As a "porter" of Samba (building packages for Debian and derivatives),
I'm often puzzled by the identificaton of changes in the WHATSNEW.txt
file.

In Debian BTS, we have several bugs reported against the samba package
(http://bugs.debian.org/cgi-bin/pkgreport.cgi?src=samba). Several of
them have been reported "upstream", thus in Bugzilla.

When a new samba version is released, we of course prepare new
packages and one of the challenges we're facing is closing the
relevant bug reports with proper version tagging (ie saying "this bug
was fixed in package version X.Y.Z-n").

Here and there, it's sometimes difficult to find whether a given bug
is really fixed in a new release and properly close it in our BTS. 

As an example, I can cite Bugzilla #5346 or #5996. Both are fixed in
Samba 3.3.1. Both were originally reported in Debian
(http://bugs.debian.org/cgi-bin/bugreport.cgi?bug=454799 and
http://bugs.debian.org/cgi-bin/bugreport.cgi?bug=498704,
respectively).

So, indeed, my upcoming upload of the first 3.3.1 package should close
these Debian bugs.

However, WHATSNEW.txt does not mention them. One (#5346) is maybe
considered a "minor" fix...but the other one is a new feature that
would deserve being documented in WHATSNEW.txt. For sure, as bug
submitter, I was notified when the fix was released....and I tagged
"our" bug as "fixed-upstream" making it fairly easy to spot.

Still, some holes remain:
- the bug fix is not documented in WHATSNEW.txt
- the bug is not closed in Bugzilla

>From what I understand, WHATSNEW.txt is filled in by the release
manager (ie Karolin) when she prepares the new version. However, it
seems that it's fairly easy to miss something and end up with an
improvement not being documented.

Couldn't there be some "policy" among committers to explicitely
mention the Bugzilla bug that's fixed when a patch is committed in git
so that it's easier to automagically build WHATSNEW.txt *and* mention
what bugs are fixed.

Moreover, it would also help closing bugs: I sometimes "discovered"
some Bugzilla bugs that are fixed for some time....but were not
closed, probably because the committer forgot to close it (#5996 being
one of these).

Do you folks think that something should be improved in that matter?
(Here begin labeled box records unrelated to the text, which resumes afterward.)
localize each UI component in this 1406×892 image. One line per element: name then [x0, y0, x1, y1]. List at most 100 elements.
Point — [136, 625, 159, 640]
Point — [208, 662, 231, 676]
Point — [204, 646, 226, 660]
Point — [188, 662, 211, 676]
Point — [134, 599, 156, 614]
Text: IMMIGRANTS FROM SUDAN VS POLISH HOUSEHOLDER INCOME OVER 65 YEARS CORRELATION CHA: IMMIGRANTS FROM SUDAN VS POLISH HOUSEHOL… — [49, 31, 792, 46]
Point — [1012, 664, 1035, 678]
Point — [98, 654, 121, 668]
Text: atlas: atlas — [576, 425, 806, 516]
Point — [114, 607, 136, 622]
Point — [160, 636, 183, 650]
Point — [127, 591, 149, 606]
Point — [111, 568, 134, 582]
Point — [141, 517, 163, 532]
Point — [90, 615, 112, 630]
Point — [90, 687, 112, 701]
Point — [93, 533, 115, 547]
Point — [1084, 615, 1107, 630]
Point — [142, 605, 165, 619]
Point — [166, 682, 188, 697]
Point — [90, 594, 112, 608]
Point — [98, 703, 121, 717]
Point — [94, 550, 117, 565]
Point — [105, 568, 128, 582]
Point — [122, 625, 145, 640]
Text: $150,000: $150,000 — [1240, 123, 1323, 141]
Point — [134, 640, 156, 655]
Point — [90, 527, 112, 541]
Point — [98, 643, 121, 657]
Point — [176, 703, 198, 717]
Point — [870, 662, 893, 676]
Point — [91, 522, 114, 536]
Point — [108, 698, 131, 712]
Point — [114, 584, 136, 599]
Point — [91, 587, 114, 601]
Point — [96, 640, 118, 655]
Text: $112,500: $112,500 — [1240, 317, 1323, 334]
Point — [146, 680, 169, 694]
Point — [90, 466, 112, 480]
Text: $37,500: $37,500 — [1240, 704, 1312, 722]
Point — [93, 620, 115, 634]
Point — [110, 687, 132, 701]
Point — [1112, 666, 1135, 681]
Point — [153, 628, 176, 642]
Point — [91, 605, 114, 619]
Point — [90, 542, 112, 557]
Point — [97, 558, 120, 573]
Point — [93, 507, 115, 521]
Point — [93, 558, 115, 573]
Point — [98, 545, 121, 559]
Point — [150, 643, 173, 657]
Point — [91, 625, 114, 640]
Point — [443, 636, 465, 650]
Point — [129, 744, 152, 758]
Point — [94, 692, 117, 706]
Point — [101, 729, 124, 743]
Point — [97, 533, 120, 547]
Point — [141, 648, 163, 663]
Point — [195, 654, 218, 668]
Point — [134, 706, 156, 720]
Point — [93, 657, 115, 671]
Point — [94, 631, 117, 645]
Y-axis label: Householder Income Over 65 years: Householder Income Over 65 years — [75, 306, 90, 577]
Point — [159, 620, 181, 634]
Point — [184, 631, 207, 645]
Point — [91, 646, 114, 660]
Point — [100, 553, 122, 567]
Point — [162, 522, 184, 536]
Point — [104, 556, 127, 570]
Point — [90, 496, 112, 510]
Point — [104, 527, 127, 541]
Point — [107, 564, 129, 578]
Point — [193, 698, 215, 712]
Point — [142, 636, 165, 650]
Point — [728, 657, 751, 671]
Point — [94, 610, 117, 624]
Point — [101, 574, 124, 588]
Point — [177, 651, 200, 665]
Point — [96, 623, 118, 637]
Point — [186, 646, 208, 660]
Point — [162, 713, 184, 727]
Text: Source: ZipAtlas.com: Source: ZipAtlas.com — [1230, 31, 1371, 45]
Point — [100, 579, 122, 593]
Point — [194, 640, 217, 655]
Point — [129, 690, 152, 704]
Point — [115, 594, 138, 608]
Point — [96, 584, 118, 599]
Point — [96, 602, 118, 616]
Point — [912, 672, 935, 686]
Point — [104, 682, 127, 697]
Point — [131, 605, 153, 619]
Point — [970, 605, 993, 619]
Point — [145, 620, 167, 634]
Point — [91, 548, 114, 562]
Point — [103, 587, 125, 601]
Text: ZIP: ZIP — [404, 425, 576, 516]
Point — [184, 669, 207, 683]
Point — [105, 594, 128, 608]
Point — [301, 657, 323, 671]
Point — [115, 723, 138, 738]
PS: I feel the need to mention here that I'm not complaining at all. I
admire the wonderful work done by all the team and I particularly have
a great respect for the work done by Karolin in release management
(just looking back one year and see how releases have been well
published on schedule). So, really, this is an improvement
suggestion...on somethign I don't have much control about.